Aparte de esto, no está seguro de qué hacer con ellos. Tiene órdenes de reagruparse con el primer pelotón y el cuartel general de la compañía e intentará cumplir su misión mientras le sea posible. Estos civiles sólo hacen que vaya más lento. Y aun así, son ciudadanos americanos y él tiene una obligación mayor, la de protegerlos de cualquier mal.
No obstante, su principal prioridad en estos momentos es asegurar el edificio y dar a los chicos un merecido descanso.

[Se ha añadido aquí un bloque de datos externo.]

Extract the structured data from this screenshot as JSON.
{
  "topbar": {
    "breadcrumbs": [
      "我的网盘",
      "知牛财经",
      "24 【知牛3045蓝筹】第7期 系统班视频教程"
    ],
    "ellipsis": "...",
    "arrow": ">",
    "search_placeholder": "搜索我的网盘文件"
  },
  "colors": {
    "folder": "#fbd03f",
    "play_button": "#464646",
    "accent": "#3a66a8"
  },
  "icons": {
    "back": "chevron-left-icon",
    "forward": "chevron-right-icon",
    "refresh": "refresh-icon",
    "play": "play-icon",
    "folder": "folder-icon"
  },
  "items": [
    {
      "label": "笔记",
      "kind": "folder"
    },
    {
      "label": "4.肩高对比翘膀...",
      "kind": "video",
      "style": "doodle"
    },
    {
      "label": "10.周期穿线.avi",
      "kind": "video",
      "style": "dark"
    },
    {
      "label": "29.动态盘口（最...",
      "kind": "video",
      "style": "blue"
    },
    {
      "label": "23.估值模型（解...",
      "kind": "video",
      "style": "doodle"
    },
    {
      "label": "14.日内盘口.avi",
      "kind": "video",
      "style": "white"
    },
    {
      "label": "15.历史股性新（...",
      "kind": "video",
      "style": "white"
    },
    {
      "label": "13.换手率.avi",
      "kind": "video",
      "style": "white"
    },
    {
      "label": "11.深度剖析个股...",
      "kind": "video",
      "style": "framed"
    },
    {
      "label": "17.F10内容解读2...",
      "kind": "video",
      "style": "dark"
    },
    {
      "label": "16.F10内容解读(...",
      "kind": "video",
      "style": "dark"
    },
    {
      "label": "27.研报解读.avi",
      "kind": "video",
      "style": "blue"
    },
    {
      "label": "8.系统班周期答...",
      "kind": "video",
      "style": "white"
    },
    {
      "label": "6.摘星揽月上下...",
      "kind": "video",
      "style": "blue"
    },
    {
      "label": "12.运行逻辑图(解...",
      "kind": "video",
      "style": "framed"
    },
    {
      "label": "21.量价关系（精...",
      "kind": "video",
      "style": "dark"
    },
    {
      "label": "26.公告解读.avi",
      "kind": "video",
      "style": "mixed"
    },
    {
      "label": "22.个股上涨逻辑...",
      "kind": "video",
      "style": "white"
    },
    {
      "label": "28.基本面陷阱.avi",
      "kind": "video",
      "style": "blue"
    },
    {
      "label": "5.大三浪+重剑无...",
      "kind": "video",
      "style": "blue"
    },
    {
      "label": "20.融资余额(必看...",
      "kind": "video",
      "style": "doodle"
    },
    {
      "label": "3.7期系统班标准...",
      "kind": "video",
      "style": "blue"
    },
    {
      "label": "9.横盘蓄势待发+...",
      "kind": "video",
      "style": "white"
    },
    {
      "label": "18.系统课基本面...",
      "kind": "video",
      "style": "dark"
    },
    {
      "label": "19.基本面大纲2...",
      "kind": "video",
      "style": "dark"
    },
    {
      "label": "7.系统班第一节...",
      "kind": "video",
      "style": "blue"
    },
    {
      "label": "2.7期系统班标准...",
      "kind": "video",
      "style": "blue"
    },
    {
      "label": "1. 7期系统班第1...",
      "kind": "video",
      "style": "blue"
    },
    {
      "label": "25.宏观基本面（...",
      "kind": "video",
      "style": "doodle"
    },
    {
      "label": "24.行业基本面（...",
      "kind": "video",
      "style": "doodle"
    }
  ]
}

No hay modo de que mantengan este ritmo. Ya están exhaustos y consumen los suministros a una velocidad alarmante.
«Y lo peor de todo aún está por venir —piensa Bowman—. Días, incluso semanas, en esta situación. Puede que los chicos necesiten hacer un esfuerzo sobrehumano para sobrevivir durante las próximas veinticuatro horas».
Doc Waters se acerca al teniente.
—Los hombres han de cambiarse las máscaras. El sudor y el hollín las obstruyen y ellos olvidan hacerlo.
Bowman parpadea sorprendido. El pelotón tiene asuntos más importantes de los que ocuparse que la prevención del Lyssa. Pero, por supuesto, el médico de campaña está en lo cierto. Bowman asiente.
—Me ocuparé de ello —contesta el teniente.
—Otra cosa, señor —continúa el doctor—. Varios de los soldados ya ni las llevan. Eso es una estupidez supina, señor. Hemos tenido una mañana extraña, pero la probabilidad de infección es tan alta hoy como lo era ayer. —Y tras una mirada a los civiles, añade—: De hecho, es mayor.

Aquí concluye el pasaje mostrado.